She laughed and turned to me, putting down the iPad. Then, she wrapped her arms around me and I pulled her into my arms for an embrace.
“You are very sophisticated,” she said and kissed me. “Beat off does sound so much better.”
We stood like that for a few moments, our foreheads pressed together.
“Is everything okay now?” I asked, not wanting to let things drop if she still felt guilty or upset about finding me masturbating. "You're feeling better about the whole fake email thing?"
“Everything’s fine,” she said softly. “Everything will be fine.”
I nodded and buried my face in the crook of her neck, inhaling the scent of her hair, the trace of her perfume, and a definite baby-momma smell.
“Let’s go to bed,” I said and led her into our bedroom. “I’m tired and the dragon is out of fire.”
So we did. She crept in beside me once I was naked except for my boxer briefs, and we spooned, her back pressed against my body, my arm around her waist. Sleep was a long time coming for me, for I was trying to figure out what Lisa had done to make it look like I wrote her personal emails. Damn… She was a nutcase. A very dangerous nutcase, but still insane if she thought any of this was going to win me over.
I tried to blank my mind of thoughts about Lisa and the case, but it was hard. In addition to thoughts about Lisa and the police, I still had a bit of blue balls, a sweet ache in my body that spoke of unmet need, but I had Kate.
That was everything.
Chapter 4 : Kate
The night went as usual, with Drake getting up in the middle of the night to feed Sophie one of the bottles of expressed breastmilk that was stored in the freezer. I stayed in bed, although I could have given Sophie a feed because my breasts were getting quite hard and full of milk.

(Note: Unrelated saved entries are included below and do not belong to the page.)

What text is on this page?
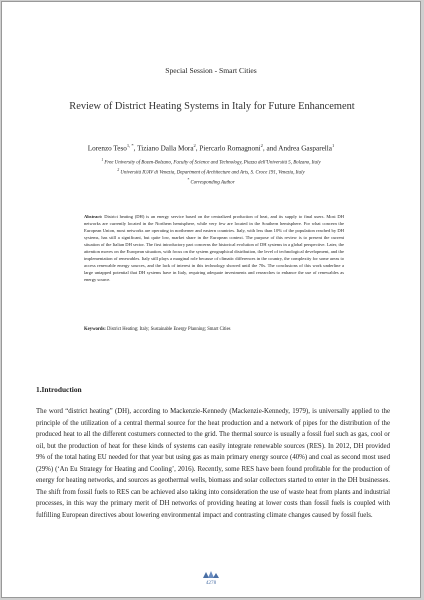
Special Session - Smart Cities
Review of District Heating Systems in Italy for Future Enhancement
Lorenzo Teso$^{1, *}$, Tiziano Dalla Mora$^2$, Piercarlo Romagnoni$^2$, and Andrea Gasparella$^1$
$^1$ Free University of Bozen-Bolzano, Faculty of Science and Technology, Piazza dell'Università 5, Bolzano, Italy
$^2$ Università IUAV di Venezia, Department of Architecture and Arts, S. Croce 191, Venezia, Italy
* Corresponding Author
Abstract: District heating (DH) is an energy service based on the centralized production of heat, and its supply to final users. Most DH networks are currently located in the Northern hemisphere, while very few are located in the Southern hemisphere. For what concern the European Union, most networks are operating in northerner and eastern countries. Italy, with less than 10% of the population reached by DH systems, has still a significant, but quite low, market share in the European context. The purpose of this review is to present the current situation of the Italian DH sector. The first introductory part concerns the historical evolution of DH systems in a global perspective. Later, the attention moves on the European situation, with focus on the system geographical distribution, the level of technological development, and the implementation of renewables. Italy still plays a marginal role because of climatic differences in the country, the complexity for some areas to access renewable energy sources, and the lack of interest in this technology showed until the 70s. The conclusions of this work underline a large untapped potential that DH systems have in Italy, requiring adequate investments and researches to enhance the use of renewables as energy source.
Keywords: District Heating; Italy; Sustainable Energy Planning; Smart Cities
1.Introduction
The word “district heating” (DH), according to Mackenzie-Kennedy (Mackenzie-Kennedy, 1979), is universally applied to the principle of the utilization of a central thermal source for the heat production and a network of pipes for the distribution of the produced heat to all the different costumers connected to the grid. The thermal source is usually a fossil fuel such as gas, cool or oil, but the production of heat for these kinds of systems can easily integrate renewable sources (RES). In 2012, DH provided 9% of the total hating EU needed for that year but using gas as main primary energy source (40%) and coal as second most used (29%) (‘An Eu Strategy for Heating and Cooling’, 2016). Recently, some RES have been found profitable for the production of energy for heating networks, and sources as geothermal wells, biomass and solar collectors started to enter in the DH businesses. The shift from fossil fuels to RES can be achieved also taking into consideration the use of waste heat from plants and industrial processes, in this way the primary merit of DH networks of providing heating at lower costs than fossil fuels is coupled with fulfilling European directives about lowering environmental impact and contrasting climate changes caused by fossil fuels.
4278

She’d want another feed in a few hours and I’d be mor
e than ready by then.
When I woke several hours later to the sound of Sophie making noises on the baby monitor, not quite upset but starting to work up to a cry, I left Drake sleeping and slipped out of the bed. I took a quick pee before I went to get her.
Inside her bedroom, the early morning sunlight was peeking through the blinds and she looked like a little angel in her crib, her eyes wide open, her arms flailing around when she saw me. I smiled and picked her up, then sat on the glider chair beside her crib and proceeded to feed her. She ate hungrily from one breast and then the other, stopping only for a brief time, during which she cried lustily as if the worst thing in the world had happened when I pulled her off the nipple for a burp.

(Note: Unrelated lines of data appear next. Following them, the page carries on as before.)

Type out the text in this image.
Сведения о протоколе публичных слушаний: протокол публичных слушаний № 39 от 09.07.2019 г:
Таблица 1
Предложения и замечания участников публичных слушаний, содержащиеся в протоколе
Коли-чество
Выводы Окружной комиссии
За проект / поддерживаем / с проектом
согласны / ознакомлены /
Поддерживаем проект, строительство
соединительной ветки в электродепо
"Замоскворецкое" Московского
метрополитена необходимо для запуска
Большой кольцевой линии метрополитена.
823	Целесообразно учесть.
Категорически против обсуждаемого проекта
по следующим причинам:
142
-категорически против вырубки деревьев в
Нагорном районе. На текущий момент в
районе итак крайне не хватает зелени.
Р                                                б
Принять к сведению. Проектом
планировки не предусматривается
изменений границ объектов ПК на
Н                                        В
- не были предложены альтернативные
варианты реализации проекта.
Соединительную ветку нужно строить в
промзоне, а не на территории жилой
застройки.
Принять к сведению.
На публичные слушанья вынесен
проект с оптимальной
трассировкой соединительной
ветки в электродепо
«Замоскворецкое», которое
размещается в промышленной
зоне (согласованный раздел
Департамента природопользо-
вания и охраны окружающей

When she was finished, she was ready for a change, and then I laid her back into her crib, pacifier in her mouth, and she went back to sleep. She was usually sleepy in the early morning, and today was no different.

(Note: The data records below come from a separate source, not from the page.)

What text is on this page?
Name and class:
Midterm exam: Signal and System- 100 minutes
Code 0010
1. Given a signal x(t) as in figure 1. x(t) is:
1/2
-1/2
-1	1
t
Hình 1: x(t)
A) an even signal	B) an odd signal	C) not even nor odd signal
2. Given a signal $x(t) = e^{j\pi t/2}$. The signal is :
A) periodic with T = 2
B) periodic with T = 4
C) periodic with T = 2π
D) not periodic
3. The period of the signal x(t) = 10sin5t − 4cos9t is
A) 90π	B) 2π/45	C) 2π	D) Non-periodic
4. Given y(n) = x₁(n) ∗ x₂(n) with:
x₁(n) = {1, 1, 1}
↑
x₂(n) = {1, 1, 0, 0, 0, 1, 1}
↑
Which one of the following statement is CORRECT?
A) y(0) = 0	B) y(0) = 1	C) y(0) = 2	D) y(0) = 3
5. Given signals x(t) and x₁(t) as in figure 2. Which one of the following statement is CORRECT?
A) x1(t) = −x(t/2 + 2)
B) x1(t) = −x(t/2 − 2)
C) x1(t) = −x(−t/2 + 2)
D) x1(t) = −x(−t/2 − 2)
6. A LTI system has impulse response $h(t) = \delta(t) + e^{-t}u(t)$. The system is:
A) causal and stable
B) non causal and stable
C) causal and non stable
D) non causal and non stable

I yawned and went back to our bedroom, only to find the bed empty and Drake gone. I checked in the bathroom, but he wasn’t there as well. Then I remembered the Herald magazine’s online edition. Maybe Drake was checking it out.
I also remembered the whole email business and of course, my day went from great to bad. I didn’t want to believe he wrote her any email, even innocuous email that she could twist to her own devices. I wanted to trust Drake.
So I did. I put the email issue out of my mind. I was sure when we got the chance to see the email, Drake would know they were fake. I thought about my own email program and was sure I couldn’t just go in and change them. They had to be forgeries of some kind.
I went downstairs after I finished washing up a bit, brushing my hair and teeth, and found Drake sitting on the sofa, his laptop open, a browser with the latest edition of the Herald open.
He was reading, leaning close, his eyes moving over the screen.
“How bad is it?” I asked and laid my hand on his shoulder, squeezing softly to offer him some comfort.
“Bad enough,” he said, his voice low. He kept reading, so I went into the kitchen where Drake had the coffee brewing and squeezed myself a glass of fresh orange juice. I opened a cupboard and found some bread and popped two slices into the toaster, planning on having toast and eggs for breakfast.
“Would you like some scrambled eggs?” I asked Drake.
There was a pause. Finally, he responded. “Maybe some Hemlock would be better.”
I frowned at his reference to Socrates’ choice of poison. “Is the article that bad?”
I brought in a cup of coffee for Drake and placed it on the coffee table. I tried to read the article over his shoulder, but the text was small. All I could make out was a line about him being a renowned neurosurgeon who was one of only a very few performing specialized robotic surgery for movement disorders.
“What did they say? Did they mention Sunita?”
Drake flipped through a few screens to another page with a pic of the back of Sunita’s thighs, which had long welts on them. I had to admit I felt a little sick to see those welts. Had Drake done that to her? It made my throat choke.
“Did you do that?” I said, my voice barely audible, my throat dry.